Hi all,
I was wondering if you knew what "REALTIME" meant when it was included in various BSD man pages.
For example:
> man 2 aio_return | head
AIO_RETURN(2) System Calls Manual AIO_RETURN(2)
NAME
aio_return – retrieve return status of asynchronous I/O operation
(REALTIME)
> man 2 sigaction | grep -i realtime -A 4
Realtime Interfaces:
aio_error(), sigpause(), aio_return(), aio_suspend(), sem_post(),
sigset().
> apropos realtime | head
aio_cancel(2) - cancel an outstanding asynchronous I/O operation (REALTIME)
aio_error(2) - retrieve error status of asynchronous I/O operation (REALTIME)
aio_read(2) - asynchronous read from a file (REALTIME)
aio_return(2) - retrieve return status of asynchronous I/O operation (REALTIME)
aio_suspend(2) - suspend until asynchronous I/O operations or timeout complete (REALTIME)
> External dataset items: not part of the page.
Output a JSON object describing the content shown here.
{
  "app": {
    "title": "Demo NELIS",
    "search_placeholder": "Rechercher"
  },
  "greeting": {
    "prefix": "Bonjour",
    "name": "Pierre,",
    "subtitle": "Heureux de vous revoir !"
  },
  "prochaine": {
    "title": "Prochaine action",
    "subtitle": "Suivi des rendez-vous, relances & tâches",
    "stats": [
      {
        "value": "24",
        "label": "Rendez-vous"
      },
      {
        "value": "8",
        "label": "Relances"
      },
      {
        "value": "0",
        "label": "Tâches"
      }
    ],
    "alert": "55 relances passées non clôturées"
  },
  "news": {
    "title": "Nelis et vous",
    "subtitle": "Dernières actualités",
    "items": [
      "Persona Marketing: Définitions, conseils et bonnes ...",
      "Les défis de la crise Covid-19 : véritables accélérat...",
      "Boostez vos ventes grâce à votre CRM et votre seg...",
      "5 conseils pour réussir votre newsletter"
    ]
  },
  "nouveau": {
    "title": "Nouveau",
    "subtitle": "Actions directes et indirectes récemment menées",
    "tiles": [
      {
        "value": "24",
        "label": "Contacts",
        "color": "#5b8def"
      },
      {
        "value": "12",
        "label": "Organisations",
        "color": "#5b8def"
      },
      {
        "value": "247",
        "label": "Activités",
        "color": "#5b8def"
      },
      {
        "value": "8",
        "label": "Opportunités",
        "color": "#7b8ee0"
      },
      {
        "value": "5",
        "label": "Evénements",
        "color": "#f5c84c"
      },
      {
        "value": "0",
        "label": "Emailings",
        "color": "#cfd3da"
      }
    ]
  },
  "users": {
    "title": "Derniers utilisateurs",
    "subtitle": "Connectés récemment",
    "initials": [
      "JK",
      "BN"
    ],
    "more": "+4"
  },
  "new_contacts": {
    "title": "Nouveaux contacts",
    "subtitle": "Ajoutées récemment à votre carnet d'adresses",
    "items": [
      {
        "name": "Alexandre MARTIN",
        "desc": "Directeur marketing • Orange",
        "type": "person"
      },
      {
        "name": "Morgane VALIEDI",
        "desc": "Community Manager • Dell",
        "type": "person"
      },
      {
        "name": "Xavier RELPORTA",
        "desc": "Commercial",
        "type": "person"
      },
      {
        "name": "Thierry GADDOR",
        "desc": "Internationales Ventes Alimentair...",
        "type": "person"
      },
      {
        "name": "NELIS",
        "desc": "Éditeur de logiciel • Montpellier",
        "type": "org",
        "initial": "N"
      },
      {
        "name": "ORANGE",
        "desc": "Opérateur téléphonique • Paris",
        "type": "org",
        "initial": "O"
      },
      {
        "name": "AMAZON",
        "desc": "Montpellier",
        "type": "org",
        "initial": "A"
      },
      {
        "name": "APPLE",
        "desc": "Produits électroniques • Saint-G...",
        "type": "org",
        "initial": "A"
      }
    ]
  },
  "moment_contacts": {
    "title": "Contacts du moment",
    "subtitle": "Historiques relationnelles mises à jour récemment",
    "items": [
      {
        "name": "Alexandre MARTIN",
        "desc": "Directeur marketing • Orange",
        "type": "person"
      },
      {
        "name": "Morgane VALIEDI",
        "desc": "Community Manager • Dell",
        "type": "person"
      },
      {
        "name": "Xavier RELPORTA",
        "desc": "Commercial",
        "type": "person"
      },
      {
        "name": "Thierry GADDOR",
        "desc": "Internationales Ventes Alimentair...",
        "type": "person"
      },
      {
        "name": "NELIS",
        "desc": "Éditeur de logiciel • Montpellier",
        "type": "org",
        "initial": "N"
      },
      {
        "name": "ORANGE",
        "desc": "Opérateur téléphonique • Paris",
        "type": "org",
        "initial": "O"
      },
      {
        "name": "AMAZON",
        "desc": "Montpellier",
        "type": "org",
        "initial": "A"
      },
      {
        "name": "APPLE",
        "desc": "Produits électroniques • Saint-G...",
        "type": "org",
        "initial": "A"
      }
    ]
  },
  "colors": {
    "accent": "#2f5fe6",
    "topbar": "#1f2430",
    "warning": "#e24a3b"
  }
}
aio_write(2) - asynchronous write to a file (REALTIME)
These can be found online at places like:
https://man.bsd.lv/FreeBSD-11.1/aio_return.2
https://man.freebsd.org/cgi/man.cgi?sigaction
And seem to be shared across the BSD variants.
In audio code (where I come from), system calls a typically disallowed as they have non-deterministic execution times. I have not seemed to find any info to say definitively what "REALTIME" means on these man pages.